The upside is clear. Hit on two of these four, and the starting XI takes a step up. Hit on all four, and rotation stops being a worry in December. The key is that first name. For search and for supporters, this week is about Celtic transfers that change the speed of the front line.
Rangers, Aberdeen and the scramble across the Premiership
Rangers are busy too, working loan options as they try to add a striker before the bell. The model on the table in several talks is the classic “loan with obligation to buy” based on appearances or European qualification. That structure keeps cash flow manageable now, but still gives selling clubs a guaranteed exit. One name doing the rounds in gossip columns is Bojan Miovski, yet the reality is straightforward: he’s under contract at Aberdeen, and any deal would be complicated and expensive. Rangers are keeping more than one line open because they know deadlines can kill single-track plans.
Their need is obvious. They want a forward who can run channels, occupy centre-backs, and finish reliably—someone who fits a front-foot press and doesn’t need five chances to score one. A loan with a mandatory option makes sense if it brings in a top-level profile they couldn’t afford outright in July.

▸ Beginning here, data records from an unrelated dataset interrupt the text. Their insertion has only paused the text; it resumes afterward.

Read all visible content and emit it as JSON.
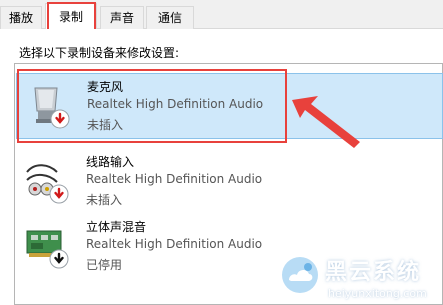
{
  "tabs": [
    {
      "label": "播放"
    },
    {
      "label": "录制"
    },
    {
      "label": "声音"
    },
    {
      "label": "通信"
    }
  ],
  "instruction": "选择以下录制设备来修改设置:",
  "devices": [
    {
      "name": "麦克风",
      "description": "Realtek High Definition Audio",
      "status": "未插入",
      "icon": "microphone-icon"
    },
    {
      "name": "线路输入",
      "description": "Realtek High Definition Audio",
      "status": "未插入",
      "icon": "line-in-icon"
    },
    {
      "name": "立体声混音",
      "description": "Realtek High Definition Audio",
      "status": "已停用",
      "icon": "stereo-mix-icon"
    }
  ],
  "watermark": {
    "title": "黑云系统",
    "url": "heiyunxitong.com"
  },
  "colors": {
    "highlight": "#e8413c",
    "selection": "#cfe8fa"
  }
}
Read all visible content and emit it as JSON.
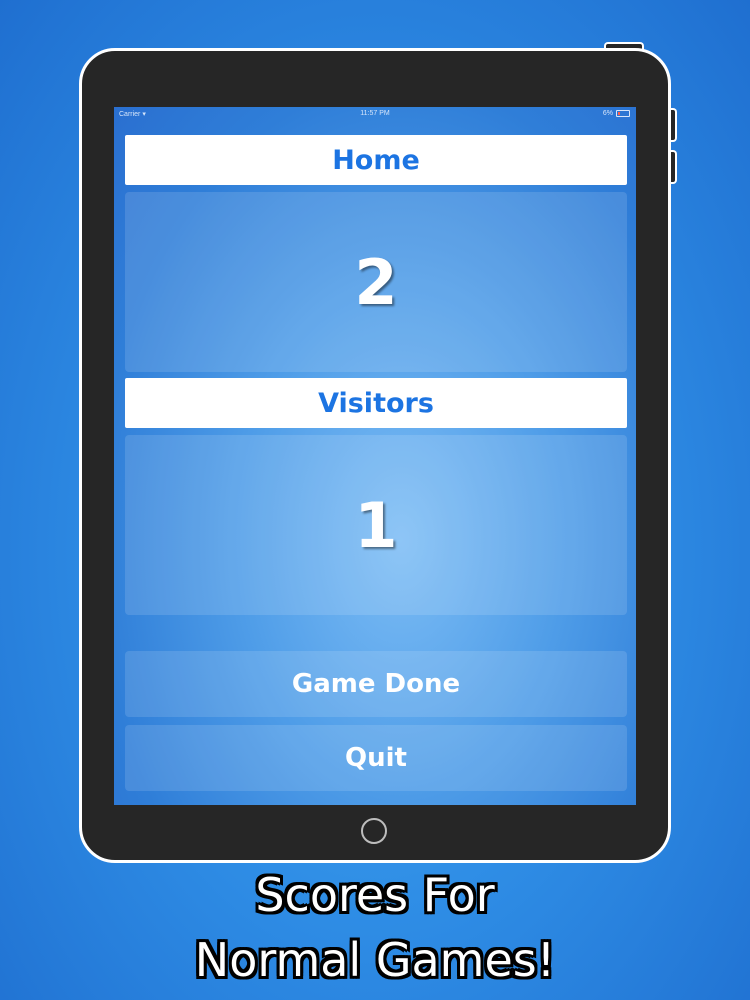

Aberdeen, meanwhile, have embraced volume. Locally, the Dons are being credited with one of the busiest windows in Scotland. Reports across the week list a mix of deals—free transfers, modest fees, and loans—spanning several positions. The idea is to refresh the squad, raise competition, and build a deeper rotation for the long slog from August to winter. It’s a bet that more options, even if not all are headline signings, will lift the floor of performances.
Here’s what stands out about Aberdeen’s approach: they’ve spread their spending and moved early in some cases, then kept powder dry for the final week in others. That allows them to react to late loans from England and Europe while still keeping a stable core. If a key sale lands late, they still have room to work.
Hearts are also weighing loans, with the focus on players who can step in fast rather than “projects.” Managers across the league know the risks of August: take a shiny name without minutes in his legs, and it can be October before he’s at full speed. The smarter moves this week will be for players who’ve had a proper pre-season and can go straight into matchday squads.
What will decide who wins deadline day? Three things. First, medicals and paperwork—clubs are leaning on remote medicals and pre-approved imaging to save hours. Second, loan lists from bigger leagues—once Premier League benches are set after the second weekend, doors open. Third, the domino effect—one striker moves in Spain or England and three Scottish deals get unstuck.
The stakes are not subtle. European money and momentum in the league hinge on getting this week right. For Celtic, it means hitting the Champions League with pace out wide and a stronger left flank. For Rangers, it’s finding a finisher without blowing the budget. For Aberdeen and Hearts, it’s nailing the balance between quantity and quality, today and tomorrow. Expect flurries of announcements, late-night registration pushes, and a few near-misses that surface only after the window shuts.
Deadline day in Scotland rarely moves in straight lines. Phones will light up, offers will be reshaped, and some moves will come together in the final hour because someone finally says yes on a release clause. The next few days will decide whether Celtic turn a good squad into a European-ready one, whether Rangers add the goals they’ve chased all summer, and whether the chasing pack have done enough to close the gap.